The Food and Drug Administration (FDA) recently announced that it had identified “significant data integrity and study conduct concerns” with bioequivalence studies conducted by the India-based contract research organization (CRO), Raptim Research Pvt. Ltd.¹ This finding followed an inspection conducted by the FDA’s Bioresearch Monitoring Program (BIMO) in April 2023 and post-inspection data analysis.² Sixteen months later, in August 2024, FDA wrote to Raptim Research to address issues concerning studies conducted at its Mumbai facility between 2019 and 2023, including concerns with data integrity and potential data falsification. Additional correspondence was exchanged, including FDA’s rejection of proposed corrective and preventive actions (CAPA), and FDA held a regulatory meeting with Raptim Research in February 2025.

In an untitled letter dated March 27, 2025, FDA addressed significant issues with both in vitro and in vivo studies that were conducted by Raptim Research from 2019 to 2023.

In Vitro Study Conduct

According to FDA, Raptim Research’s in vitro study conduct “resulted in the submission of false information” concerning the bioavailability of certain drug products.³ Specifically, FDA’s review of four studies in support of certain ANDAs revealed that Raptim Research “reanalyzed or reused skin donor replicates from one donor whose results [Raptim Research] knew and recorded them as different skin donor replicates from a different donor in a different study.”⁴ As a result, FDA determined that any study data from an in vitro study conducted by Raptim Research must be rejected. Any sponsor that relies on such data as an essential part of its NDA or ANDA, whether approved or still under FDA review, must repeat the study at a different site.

In Vivo Study Conduct

Further, FDA identified significant issues with Raptim Research’s conduct of various in vivo studies. Although there is no allegation that Raptim Research falsified data in its in vivo studies, FDA called into question the “reliability of [Raptim Research’s] methods and the study results generated using those methods.”⁵ These concerns stem from processes and procedures that result in “inconsistent study practice,” including frequent repeat analysis of valid sample results and failure to perform repeat analysis on invalid sample results.”⁶

Conclusion

For those companies that have relied on Raptim Research’s data in support of an NDA or ANDA, the upshot depends on whether the data was generated during an in vitro or in vivo study.

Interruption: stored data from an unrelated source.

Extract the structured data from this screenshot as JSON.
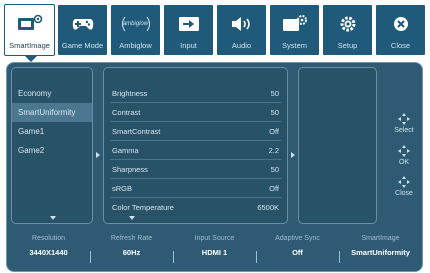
{
  "tabs": [
    {
      "label": "SmartImage",
      "icon": "smartimage-icon",
      "active": true
    },
    {
      "label": "Game Mode",
      "icon": "gamepad-icon",
      "active": false
    },
    {
      "label": "Ambiglow",
      "icon": "ambiglow-icon",
      "active": false
    },
    {
      "label": "Input",
      "icon": "input-icon",
      "active": false
    },
    {
      "label": "Audio",
      "icon": "speaker-icon",
      "active": false
    },
    {
      "label": "System",
      "icon": "system-icon",
      "active": false
    },
    {
      "label": "Setup",
      "icon": "gear-icon",
      "active": false
    },
    {
      "label": "Close",
      "icon": "close-icon",
      "active": false
    }
  ],
  "ambiglow_logo_text": "ambiglow",
  "modes": [
    "Economy",
    "SmartUniformity",
    "Game1",
    "Game2"
  ],
  "selected_mode": "SmartUniformity",
  "settings": [
    {
      "name": "Brightness",
      "value": "50"
    },
    {
      "name": "Contrast",
      "value": "50"
    },
    {
      "name": "SmartContrast",
      "value": "Off"
    },
    {
      "name": "Gamma",
      "value": "2.2"
    },
    {
      "name": "Sharpness",
      "value": "50"
    },
    {
      "name": "sRGB",
      "value": "Off"
    },
    {
      "name": "Color Temperature",
      "value": "6500K"
    }
  ],
  "nav": {
    "select": "Select",
    "ok": "OK",
    "close": "Close"
  },
  "status": [
    {
      "label": "Resolution",
      "value": "3440X1440"
    },
    {
      "label": "Refresh Rate",
      "value": "60Hz"
    },
    {
      "label": "Input Source",
      "value": "HDMI 1"
    },
    {
      "label": "Adaptive Sync",
      "value": "Off"
    },
    {
      "label": "SmartImage",
      "value": "SmartUniformity"
    }
  ],
  "colors": {
    "tab_bg": "#1f5a7a",
    "panel_bg": "#2e5a74",
    "highlight": "#4b7890",
    "text": "#d9e6ee"
  }
}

Any data that was generated during the former is “not acceptable” and will be rejected. However, FDA offers more flexibility concerning data that was generated during an in vivo study. Indeed, FDA will review such data on a “case-by case basis” during the evaluation of the sponsor’s NDA or ANDA.⁷ During this time, sponsors can address the concerns associated with in vivo studies by “re-analyzing the study samples and re-conducting statistical analysis to demonstrate bioequivalence, or conducting a new study.”

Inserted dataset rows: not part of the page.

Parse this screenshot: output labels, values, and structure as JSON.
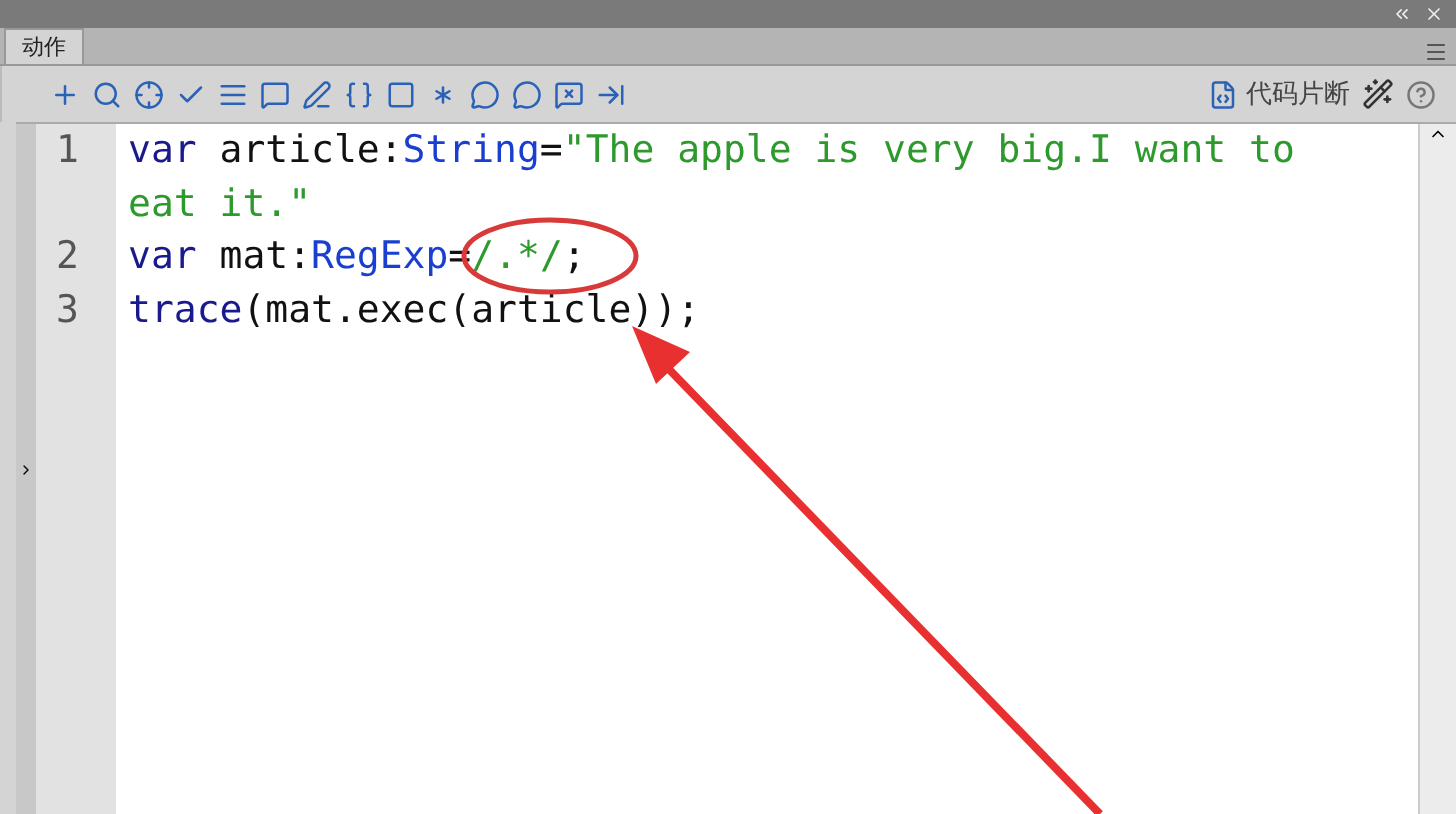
{
  "panel": {
    "tab": {
      "label": "动作",
      "selected": true
    },
    "snippets_label": "代码片断"
  },
  "code": [
    {
      "number": "1",
      "tokens": [
        {
          "kind": "keyword",
          "text": "var"
        },
        {
          "kind": "plain",
          "text": " article:"
        },
        {
          "kind": "type",
          "text": "String"
        },
        {
          "kind": "plain",
          "text": "="
        },
        {
          "kind": "string",
          "text": "\"The apple is very big.I want to eat it.\""
        }
      ]
    },
    {
      "number": "2",
      "tokens": [
        {
          "kind": "keyword",
          "text": "var"
        },
        {
          "kind": "plain",
          "text": " mat:"
        },
        {
          "kind": "type",
          "text": "RegExp"
        },
        {
          "kind": "plain",
          "text": "="
        },
        {
          "kind": "string",
          "text": "/.*/"
        },
        {
          "kind": "plain",
          "text": ";"
        }
      ]
    },
    {
      "number": "3",
      "tokens": [
        {
          "kind": "keyword",
          "text": "trace"
        },
        {
          "kind": "plain",
          "text": "(mat.exec(article));"
        }
      ]
    }
  ]
}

FDA has not made public the exact number of drugs affected, but we know there are a significant number of applications that relied on bioequivalence and bioavailability studies conducted by Raptim Research. FDA wrote a letter to each of the implicated sponsors, informing them of the potential need to redo studies and to submit new data to support maintenance of their marketing applications. FDA also changed the therapeutic equivalence (TE) rating in the Orange Book for any approved ANDA that relied on bioequivalence data from Raptim Research to BX, making the generic no longer automatically substitutable for branded drugs at pharmacies.

This announcement demonstrates FDA’s continued willingness to scrutinize regulatory submissions and its ability to pay close attention to the quality of study data. For sponsors of clinical trials, it serves as a reminder of the importance of adequately vetting CROs before you engage them and conducting due diligence throughout the relationship.